The calculator would show that your current monthly payment is $437.76, while your refinanced payment would be $362.14. The total interest saved would be $1,613.60 over the life of the loan, and the break-even period would be about 10 months.

Interpreting Results

When you get results from the calculator, consider these key points:

  • Monthly Payment: This shows how much you'll pay each month under both scenarios. A lower payment means more money in your pocket each month.
  • Total Interest Paid: This compares the total interest you'll pay over the life of the loan. Lower total interest means you're saving money.
  • Break-Even Period: This shows how long it will take for the savings from refinancing to equal the cost of refinancing. A shorter break-even period means you'll save money faster.

Remember that while the calculator provides estimates, actual results may vary based on your specific situation and the terms offered by lenders.

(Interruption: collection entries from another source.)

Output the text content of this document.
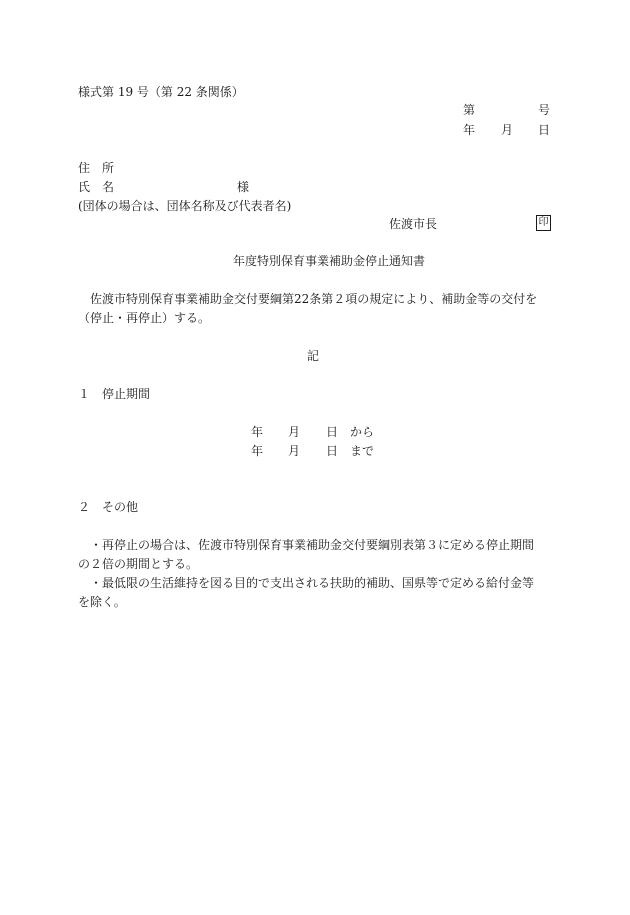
様式第 19 号（第 22 条関係）
第	号
年 月 日
住　所
氏　名	様
(団体の場合は、団体名称及び代表者名)
佐渡市長	印
年度特別保育事業補助金停止通知書
佐渡市特別保育事業補助金交付要綱第22条第２項の規定により、補助金等の交付を
（停止・再停止）する。
記
１　停止期間
年 月 日 から
年 月 日 まで
２　その他
・再停止の場合は、佐渡市特別保育事業補助金交付要綱別表第３に定める停止期間
の２倍の期間とする。
・最低限の生活維持を図る目的で支出される扶助的補助、国県等で定める給付金等
を除く。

Frequently Asked Questions

Is refinancing always a good idea?

Not necessarily. While refinancing can save you money on interest, it may not be worth it if the cost of refinancing is higher than the savings you'll realize. Always consider the fees and break-even period before deciding.

How long does it take to refinance an auto loan?

The refinancing process typically takes 30 to 60 days, depending on your lender and the complexity of your situation. Some lenders offer expedited processing for an additional fee.

Can I refinance if I have bad credit?

It's more difficult to refinance with bad credit, but some lenders specialize in bad credit auto refinancing. You may need to pay higher interest rates or fees, but it's still an option to consider.